4. Uso di droghe o farmaci

  • Cannabis, cocaina, metanfetamine
  • Contraccettivi orali in presenza di fattori trombotici

5. Coagulopatie e disordini autoimmuni

  • Lupus eritematoso sistemico
  • Sindrome antifosfolipidica

Sintomi dell’ictus negli adolescenti

I sintomi possono essere subdoli o atipici, rendendo difficile una diagnosi tempestiva. I segnali da riconoscere includono:

  • Debolezza o paralisi improvvisa di un lato del corpo
  • Difficoltà a parlare o comprendere
  • Vista offuscata o sdoppiata
  • Mal di testa improvviso e molto forte
  • Perdita di equilibrio o coordinazione
  • Convulsioni non spiegabili

Ricorda l’acronimo FAST per riconoscere i sintomi:

  • Face: sorriso storto o asimmetria del volto
  • Arm: incapacità di sollevare un braccio
  • Speech: difficoltà a parlare chiaramente
  • Time: agire in fretta, chiama il 112 subito

Diagnosi e trattamento

La diagnosi avviene con:

  • Risonanza magnetica (RM) o TAC cerebrale
  • Ecocardiogramma e Doppler carotideo
  • Esami del sangue per coagulazione, infiammazione, autoimmunità

Il trattamento dipende dalla causa e dal tipo di ictus:

  • Ictus ischemico: trombolisi (se entro 4,5 ore), anticoagulanti
  • Ictus emorragico: gestione neurochirurgica o farmacologica della pressione intracranica
  • Riabilitazione precoce: logopedia, fisioterapia, supporto psicologico

Conseguenze a lungo termine

Anche se diagnosticato e trattato tempestivamente, l’ictus può lasciare esiti neurologici permanenti:

  • Difficoltà motorie o cognitive
  • Afasia (problemi di linguaggio)
  • Disturbi dell’umore e ansia
  • Rischio aumentato di epilessia post-ictus

Il supporto multidisciplinare è essenziale per il recupero neuropsicologico e sociale.

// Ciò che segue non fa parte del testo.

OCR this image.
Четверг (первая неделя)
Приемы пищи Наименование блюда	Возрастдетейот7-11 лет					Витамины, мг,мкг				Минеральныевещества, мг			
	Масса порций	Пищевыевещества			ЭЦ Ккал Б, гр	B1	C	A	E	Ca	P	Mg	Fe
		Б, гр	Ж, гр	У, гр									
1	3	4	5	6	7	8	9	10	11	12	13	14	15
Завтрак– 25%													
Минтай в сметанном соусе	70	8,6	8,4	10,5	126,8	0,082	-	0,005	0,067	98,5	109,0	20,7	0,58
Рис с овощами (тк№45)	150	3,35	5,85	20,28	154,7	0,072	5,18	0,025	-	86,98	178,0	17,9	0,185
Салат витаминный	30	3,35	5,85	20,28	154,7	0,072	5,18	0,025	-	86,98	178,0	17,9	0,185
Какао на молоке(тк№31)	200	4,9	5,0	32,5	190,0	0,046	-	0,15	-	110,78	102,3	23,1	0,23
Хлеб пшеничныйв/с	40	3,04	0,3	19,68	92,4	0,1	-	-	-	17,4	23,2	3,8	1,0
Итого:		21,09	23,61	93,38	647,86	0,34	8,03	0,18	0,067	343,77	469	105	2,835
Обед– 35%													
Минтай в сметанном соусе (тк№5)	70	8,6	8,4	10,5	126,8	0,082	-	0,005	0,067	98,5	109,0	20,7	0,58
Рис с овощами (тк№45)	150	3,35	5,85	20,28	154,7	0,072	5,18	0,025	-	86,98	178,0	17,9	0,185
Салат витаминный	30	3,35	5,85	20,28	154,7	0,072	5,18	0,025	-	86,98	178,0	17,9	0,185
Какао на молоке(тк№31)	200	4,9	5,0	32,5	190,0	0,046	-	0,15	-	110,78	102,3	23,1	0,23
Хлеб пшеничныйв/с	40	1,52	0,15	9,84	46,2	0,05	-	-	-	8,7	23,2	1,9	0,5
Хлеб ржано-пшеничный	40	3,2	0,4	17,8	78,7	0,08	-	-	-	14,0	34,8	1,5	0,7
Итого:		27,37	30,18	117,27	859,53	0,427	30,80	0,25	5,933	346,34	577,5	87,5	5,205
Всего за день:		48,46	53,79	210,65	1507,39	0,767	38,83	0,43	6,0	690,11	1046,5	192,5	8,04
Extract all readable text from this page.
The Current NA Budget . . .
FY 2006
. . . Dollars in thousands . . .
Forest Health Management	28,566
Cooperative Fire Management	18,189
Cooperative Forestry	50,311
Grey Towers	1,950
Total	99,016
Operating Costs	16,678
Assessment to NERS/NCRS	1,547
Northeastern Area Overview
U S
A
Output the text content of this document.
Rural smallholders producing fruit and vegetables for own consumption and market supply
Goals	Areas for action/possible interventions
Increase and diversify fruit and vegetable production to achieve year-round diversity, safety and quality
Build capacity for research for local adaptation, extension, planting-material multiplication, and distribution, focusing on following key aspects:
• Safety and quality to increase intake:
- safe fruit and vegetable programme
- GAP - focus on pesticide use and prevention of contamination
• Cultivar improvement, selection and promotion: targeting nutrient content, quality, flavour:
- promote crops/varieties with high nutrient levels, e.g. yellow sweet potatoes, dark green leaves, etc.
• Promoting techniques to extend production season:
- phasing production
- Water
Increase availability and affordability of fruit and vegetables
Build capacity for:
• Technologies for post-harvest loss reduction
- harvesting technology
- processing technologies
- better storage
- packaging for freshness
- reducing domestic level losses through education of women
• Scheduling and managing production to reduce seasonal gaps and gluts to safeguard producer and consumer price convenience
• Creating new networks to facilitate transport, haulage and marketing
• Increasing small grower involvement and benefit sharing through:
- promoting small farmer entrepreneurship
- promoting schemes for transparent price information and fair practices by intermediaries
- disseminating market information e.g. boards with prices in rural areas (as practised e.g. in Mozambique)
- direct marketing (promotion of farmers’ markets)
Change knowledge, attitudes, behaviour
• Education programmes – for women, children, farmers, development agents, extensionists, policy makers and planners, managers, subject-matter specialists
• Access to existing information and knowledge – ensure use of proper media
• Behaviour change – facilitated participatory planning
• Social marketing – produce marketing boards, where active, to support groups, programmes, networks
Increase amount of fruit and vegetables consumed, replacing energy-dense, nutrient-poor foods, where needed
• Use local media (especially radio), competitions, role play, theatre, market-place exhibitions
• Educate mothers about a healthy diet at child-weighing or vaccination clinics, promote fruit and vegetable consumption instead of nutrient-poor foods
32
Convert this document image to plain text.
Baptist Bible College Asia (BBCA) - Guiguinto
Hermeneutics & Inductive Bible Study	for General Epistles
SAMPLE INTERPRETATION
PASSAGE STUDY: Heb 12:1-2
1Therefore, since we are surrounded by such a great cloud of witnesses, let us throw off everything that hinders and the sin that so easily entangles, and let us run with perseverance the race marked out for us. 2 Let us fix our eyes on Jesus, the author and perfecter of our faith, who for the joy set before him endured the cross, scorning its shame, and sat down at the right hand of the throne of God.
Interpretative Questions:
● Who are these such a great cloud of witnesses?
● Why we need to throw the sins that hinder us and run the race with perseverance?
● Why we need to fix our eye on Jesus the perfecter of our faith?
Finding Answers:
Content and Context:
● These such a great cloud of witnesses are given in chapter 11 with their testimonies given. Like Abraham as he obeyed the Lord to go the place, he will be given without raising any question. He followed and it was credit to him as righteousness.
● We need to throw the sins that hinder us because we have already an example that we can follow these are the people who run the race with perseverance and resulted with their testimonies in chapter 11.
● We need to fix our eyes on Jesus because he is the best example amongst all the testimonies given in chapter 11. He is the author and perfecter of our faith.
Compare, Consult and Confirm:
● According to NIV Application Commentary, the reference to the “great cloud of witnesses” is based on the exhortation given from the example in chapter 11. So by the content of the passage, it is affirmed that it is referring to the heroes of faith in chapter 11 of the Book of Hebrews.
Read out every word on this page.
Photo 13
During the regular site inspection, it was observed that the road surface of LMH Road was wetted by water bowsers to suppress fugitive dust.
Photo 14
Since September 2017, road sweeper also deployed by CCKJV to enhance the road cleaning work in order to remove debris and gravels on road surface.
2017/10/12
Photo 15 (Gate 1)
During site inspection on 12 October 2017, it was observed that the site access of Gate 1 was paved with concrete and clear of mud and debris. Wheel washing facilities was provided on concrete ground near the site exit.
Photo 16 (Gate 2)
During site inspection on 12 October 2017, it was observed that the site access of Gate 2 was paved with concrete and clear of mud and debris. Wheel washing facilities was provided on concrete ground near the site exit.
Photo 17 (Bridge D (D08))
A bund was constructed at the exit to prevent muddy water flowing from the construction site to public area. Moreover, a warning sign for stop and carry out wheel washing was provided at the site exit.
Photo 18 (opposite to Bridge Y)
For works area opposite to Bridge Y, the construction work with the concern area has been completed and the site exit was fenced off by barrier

Prevenzione dell’ictus negli adolescenti

Pur non essendo sempre prevenibile, si possono ridurre i rischi:

  • Controlli medici in caso di storia familiare di trombosi o difetti cardiaci
  • Evitare fumo, droghe e alcol
  • Praticare sport in sicurezza e con equipaggiamento protettivo
  • Seguire una dieta equilibrata e attività fisica regolare
  • Monitorare eventuali malattie croniche come diabete o patologie autoimmuni

Conclusione

L’ictus in adolescenza, sebbene raro, è una realtà che può avere impatti profondi e duraturi sulla vita del giovane paziente e della sua famiglia. Riconoscere precocemente i segnali di allarme, accedere rapidamente a cure specializzate e avviare un percorso riabilitativo adeguato può fare la differenza tra disabilità e recupero.

La conoscenza è il primo strumento per prevenire e affrontare con consapevolezza un evento tanto serio quanto spesso sottovalutato in età giovanile.